Robin nodded his admiration of Charlie’s work, but didn’t move to join the group. Instead he wandered over to where Edwin was seated in a kind of nook formed by sofas. Edwin had removed his necktie and his dinner jacket. Robin knew enough now to guess that the small green jars dotting the room’s low tables contained the group’s decanted guidelights, but Edwin’s was loose, hovering above his shoulder. The reason was obvious: Edwin had a book in his lap. He was also taking notes, the unmagical way. Robin failed to dredge up the tiniest scrap of surprise.
The cigarette in Edwin’s other hand was another story. Robin enjoyed the drooping angle of it, the casual pinch of Edwin’s fingers.
“You smoke?” was Robin’s greeting.
“Only in company,” said Edwin. He correctly read Robin’s surprise and went on, almost amused. “Yes. Indeed. Not often.”
“Give us one, then,” said Robin, settling himself on the nearest ottoman.
Edwin blinked and held out a carton. Robin pulled his gold lighter from his pocket and lit up. It had been long enough that the first taste of smoke made him cough.
“I thought you said you’d given it up,” said Edwin.
“I did. I don’t smoke.” Robin smiled at him. “Apart from sometimes. In company.”
Edwin’s eyes strayed back to the lighter, which Robin tossed in his hand. “It was a gift from Maud, when I sat my second Tripos. For luck.”
Edwin’s tiny smile flickered at the side of his mouth. He took a drag from his cigarette as though to banish it, and looked back at his book.
Robin opened his mouth to suggest that Edwin could give himself a night off research, but closed it again, silenced by the twin realisations that Edwin still felt guilty about his failure to lift the curse today, and that Edwin wanted the excuse not to join in the parlour games.
Edwin said, without looking up, “Actually, this one’s a history of the magical families of Cambridgeshire. It’s recent and atrociously pompous and full of spiteful digs at the author’s distant cousins. But it’s the only thing in the library that might tell us something about the Suttons.”
Robin felt a warmth that had nothing to do with the fire, which was crackling away within a deep tiled recess. Edwin’s wry, professorial humour was something that Robin didn’t think many people were allowed to see.
It was Miggsy’s turn in the illusion game when Robin next looked up. He extended a hand to help Belinda out of the chair where she sat, and cradled a spell. The chair filled at once with a gauzy version of Belinda herself, leaning sideways to laugh at something.
“I say, that’s neat.”
Edwin followed his gaze. “That’s an echo, not a constructed illusion. It’s a fiendishly fiddly spell, but if you cast it over a chair and define the time as five minutes ago, it’ll show you who was sitting there.”
Robin’s mind filled instantly with penny dreadfuls and police stories. “You could catch a few criminals that way, wouldn’t you think?”
“I suppose so.
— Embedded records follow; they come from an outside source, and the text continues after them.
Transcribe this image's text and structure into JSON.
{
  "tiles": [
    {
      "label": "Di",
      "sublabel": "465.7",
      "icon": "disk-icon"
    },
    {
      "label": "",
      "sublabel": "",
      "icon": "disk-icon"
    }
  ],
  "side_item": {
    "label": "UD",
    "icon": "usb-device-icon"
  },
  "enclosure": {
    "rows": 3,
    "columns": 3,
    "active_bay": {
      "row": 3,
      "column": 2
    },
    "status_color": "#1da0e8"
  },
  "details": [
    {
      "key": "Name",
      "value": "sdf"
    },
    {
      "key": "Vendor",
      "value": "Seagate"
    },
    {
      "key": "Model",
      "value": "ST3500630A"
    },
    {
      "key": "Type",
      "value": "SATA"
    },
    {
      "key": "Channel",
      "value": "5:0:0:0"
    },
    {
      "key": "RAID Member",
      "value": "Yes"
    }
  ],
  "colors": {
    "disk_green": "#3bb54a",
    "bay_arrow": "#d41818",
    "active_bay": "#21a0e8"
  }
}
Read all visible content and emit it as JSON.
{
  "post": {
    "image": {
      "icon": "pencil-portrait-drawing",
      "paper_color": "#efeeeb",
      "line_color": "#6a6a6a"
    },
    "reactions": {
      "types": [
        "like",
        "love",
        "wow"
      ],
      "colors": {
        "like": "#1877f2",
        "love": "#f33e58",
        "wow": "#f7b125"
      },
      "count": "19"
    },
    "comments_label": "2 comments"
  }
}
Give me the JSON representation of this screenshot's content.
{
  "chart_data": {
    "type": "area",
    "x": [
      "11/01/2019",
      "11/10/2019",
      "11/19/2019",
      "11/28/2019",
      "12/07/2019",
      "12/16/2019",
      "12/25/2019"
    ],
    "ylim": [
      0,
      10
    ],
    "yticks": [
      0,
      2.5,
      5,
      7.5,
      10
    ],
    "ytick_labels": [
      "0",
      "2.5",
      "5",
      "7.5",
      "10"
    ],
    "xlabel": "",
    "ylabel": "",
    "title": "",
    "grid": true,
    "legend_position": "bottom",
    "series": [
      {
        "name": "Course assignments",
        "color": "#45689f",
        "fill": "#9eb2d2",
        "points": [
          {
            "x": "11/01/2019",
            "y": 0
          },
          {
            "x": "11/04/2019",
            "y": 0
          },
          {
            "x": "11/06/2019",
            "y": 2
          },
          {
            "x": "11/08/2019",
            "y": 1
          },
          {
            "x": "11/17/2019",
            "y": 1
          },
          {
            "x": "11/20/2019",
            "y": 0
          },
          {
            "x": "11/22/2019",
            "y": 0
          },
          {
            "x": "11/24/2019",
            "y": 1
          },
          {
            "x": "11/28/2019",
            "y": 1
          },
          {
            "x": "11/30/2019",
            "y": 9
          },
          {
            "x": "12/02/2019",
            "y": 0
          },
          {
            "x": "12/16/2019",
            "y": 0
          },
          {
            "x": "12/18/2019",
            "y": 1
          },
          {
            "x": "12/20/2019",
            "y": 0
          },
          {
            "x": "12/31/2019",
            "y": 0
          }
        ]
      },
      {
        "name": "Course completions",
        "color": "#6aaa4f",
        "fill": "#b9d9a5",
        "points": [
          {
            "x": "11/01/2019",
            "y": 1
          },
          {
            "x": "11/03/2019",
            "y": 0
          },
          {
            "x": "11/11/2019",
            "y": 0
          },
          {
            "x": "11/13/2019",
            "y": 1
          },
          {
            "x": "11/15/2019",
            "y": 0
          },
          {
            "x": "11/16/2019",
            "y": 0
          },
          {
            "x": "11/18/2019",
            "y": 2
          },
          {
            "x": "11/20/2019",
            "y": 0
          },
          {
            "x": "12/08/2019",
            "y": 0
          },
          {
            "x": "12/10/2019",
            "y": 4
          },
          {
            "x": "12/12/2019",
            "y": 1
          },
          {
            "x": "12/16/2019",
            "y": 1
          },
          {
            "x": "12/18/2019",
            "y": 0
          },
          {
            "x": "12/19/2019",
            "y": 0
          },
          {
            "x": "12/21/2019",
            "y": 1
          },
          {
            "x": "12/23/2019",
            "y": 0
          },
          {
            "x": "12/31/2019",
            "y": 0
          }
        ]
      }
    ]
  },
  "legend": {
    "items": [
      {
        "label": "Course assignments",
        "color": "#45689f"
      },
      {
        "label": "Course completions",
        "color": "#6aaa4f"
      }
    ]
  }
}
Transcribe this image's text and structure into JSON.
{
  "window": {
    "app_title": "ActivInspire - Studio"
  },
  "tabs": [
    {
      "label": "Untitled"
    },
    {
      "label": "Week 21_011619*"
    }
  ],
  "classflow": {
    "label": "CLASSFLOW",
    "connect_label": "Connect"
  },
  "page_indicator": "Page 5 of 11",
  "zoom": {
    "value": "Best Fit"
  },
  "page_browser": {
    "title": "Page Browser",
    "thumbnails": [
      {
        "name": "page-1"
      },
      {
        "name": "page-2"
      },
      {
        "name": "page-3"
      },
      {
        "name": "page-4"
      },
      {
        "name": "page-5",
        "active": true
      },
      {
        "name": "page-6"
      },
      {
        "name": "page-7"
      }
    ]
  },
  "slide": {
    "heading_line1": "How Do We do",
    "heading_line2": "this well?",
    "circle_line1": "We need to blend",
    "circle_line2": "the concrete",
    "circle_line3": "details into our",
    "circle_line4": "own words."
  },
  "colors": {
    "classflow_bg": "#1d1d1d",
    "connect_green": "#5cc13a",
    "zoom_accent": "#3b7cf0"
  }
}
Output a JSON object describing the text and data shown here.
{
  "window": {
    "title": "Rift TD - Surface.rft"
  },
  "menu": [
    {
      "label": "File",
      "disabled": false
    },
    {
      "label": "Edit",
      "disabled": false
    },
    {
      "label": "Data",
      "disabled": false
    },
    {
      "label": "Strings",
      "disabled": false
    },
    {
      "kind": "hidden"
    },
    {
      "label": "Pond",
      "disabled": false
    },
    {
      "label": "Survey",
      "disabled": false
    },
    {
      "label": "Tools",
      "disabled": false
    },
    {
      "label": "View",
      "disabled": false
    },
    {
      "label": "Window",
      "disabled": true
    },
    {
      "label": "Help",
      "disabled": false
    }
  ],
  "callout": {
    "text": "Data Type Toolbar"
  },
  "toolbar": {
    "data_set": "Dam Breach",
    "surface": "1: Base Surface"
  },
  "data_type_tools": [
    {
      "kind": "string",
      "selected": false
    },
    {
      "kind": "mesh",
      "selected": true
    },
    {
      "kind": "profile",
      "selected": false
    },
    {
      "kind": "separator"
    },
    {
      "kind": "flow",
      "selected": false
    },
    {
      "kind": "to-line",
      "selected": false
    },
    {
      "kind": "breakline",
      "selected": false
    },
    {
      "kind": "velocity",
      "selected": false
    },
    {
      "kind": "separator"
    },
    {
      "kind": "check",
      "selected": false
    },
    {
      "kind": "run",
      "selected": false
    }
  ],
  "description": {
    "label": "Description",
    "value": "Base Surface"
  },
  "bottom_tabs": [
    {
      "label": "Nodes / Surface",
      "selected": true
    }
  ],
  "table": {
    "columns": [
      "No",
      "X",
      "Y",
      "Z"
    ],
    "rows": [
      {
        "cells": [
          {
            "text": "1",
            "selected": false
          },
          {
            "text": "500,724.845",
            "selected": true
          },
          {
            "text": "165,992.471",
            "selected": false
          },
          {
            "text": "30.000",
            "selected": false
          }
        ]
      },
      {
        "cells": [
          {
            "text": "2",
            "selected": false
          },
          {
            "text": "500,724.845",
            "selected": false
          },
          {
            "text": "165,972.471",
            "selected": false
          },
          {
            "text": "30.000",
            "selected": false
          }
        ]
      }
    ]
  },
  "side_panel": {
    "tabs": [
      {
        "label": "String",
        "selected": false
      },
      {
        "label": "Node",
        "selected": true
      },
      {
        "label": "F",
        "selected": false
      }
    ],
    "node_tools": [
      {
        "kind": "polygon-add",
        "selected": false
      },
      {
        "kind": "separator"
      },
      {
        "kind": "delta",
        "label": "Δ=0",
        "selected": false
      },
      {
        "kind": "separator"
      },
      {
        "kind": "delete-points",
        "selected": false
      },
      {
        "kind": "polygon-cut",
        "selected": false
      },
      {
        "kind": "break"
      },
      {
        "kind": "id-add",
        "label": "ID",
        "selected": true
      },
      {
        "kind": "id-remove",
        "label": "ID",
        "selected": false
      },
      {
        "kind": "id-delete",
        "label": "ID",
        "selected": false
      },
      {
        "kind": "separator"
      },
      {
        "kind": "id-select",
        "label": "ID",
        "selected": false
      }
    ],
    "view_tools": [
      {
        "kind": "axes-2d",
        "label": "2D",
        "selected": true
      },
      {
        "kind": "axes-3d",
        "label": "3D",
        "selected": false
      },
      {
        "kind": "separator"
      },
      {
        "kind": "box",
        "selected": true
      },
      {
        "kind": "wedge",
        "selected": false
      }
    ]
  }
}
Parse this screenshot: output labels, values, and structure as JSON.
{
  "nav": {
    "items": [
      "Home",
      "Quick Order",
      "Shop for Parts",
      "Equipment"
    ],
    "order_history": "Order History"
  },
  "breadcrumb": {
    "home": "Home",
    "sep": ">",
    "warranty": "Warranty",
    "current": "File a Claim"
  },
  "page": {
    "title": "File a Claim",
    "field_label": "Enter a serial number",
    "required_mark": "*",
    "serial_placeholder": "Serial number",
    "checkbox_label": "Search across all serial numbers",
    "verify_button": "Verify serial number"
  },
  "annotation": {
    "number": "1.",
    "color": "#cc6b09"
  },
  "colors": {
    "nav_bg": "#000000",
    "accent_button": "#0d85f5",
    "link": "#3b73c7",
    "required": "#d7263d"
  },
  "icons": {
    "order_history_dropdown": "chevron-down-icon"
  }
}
You’d have to be precise about the parameters, or else stand there doing it over and over to find the right time. And it takes an immense amount of power to see further back than a day or so.” He glanced at Robin. “It’s like the law of distance, only more so. Time and magic interact . . . oddly. We don’t understand it well.”
Belinda showily pretended to kiss her past self farewell as the image faded. Miggsy began another spell at once, in the clear hope of holding her attention, but Belinda had already flitted off in response to Charlie’s wave.
“I think Miggsy’s sweet on Belinda,” said Robin.
“Oh, yes,” said Edwin. “He’s been in love with her for years.”
At times like this Robin could feel the pull of gossip, the heady temptation of it. It would be so easy to glide from statement of fact to judgement, sly and sweet on the tongue. He did know the appeal. He’d just seen it used as a weapon too many times to have any appetite for it.
Charlie hovered over his wife’s shoulder as she built her own illusion, keeping up a stream of talk and sometimes adjusting her hands. Robin would have been tempted to drive his elbow into the man’s face, but Belinda seemed to brighten under his attention. The butterfly illusion she created was pretty enough, but its movements were wrong. It rose from her cupped hands like a sack being hauled up on a rope.
The butterfly had hardly shaken itself into nothing when Charlie declared it his turn again, and cradled for almost half a minute before a steam-powered carousel sprang up, to general laughs and more clapping. The carousel was miniaturised, man-height yet still filling half the room, an intricate and eerily silent whirl. Belinda stood trailing her fingers at its margins, a fresh cigarette in her other hand. Trudie grasped Charlie’s elbow and gushed her admiration.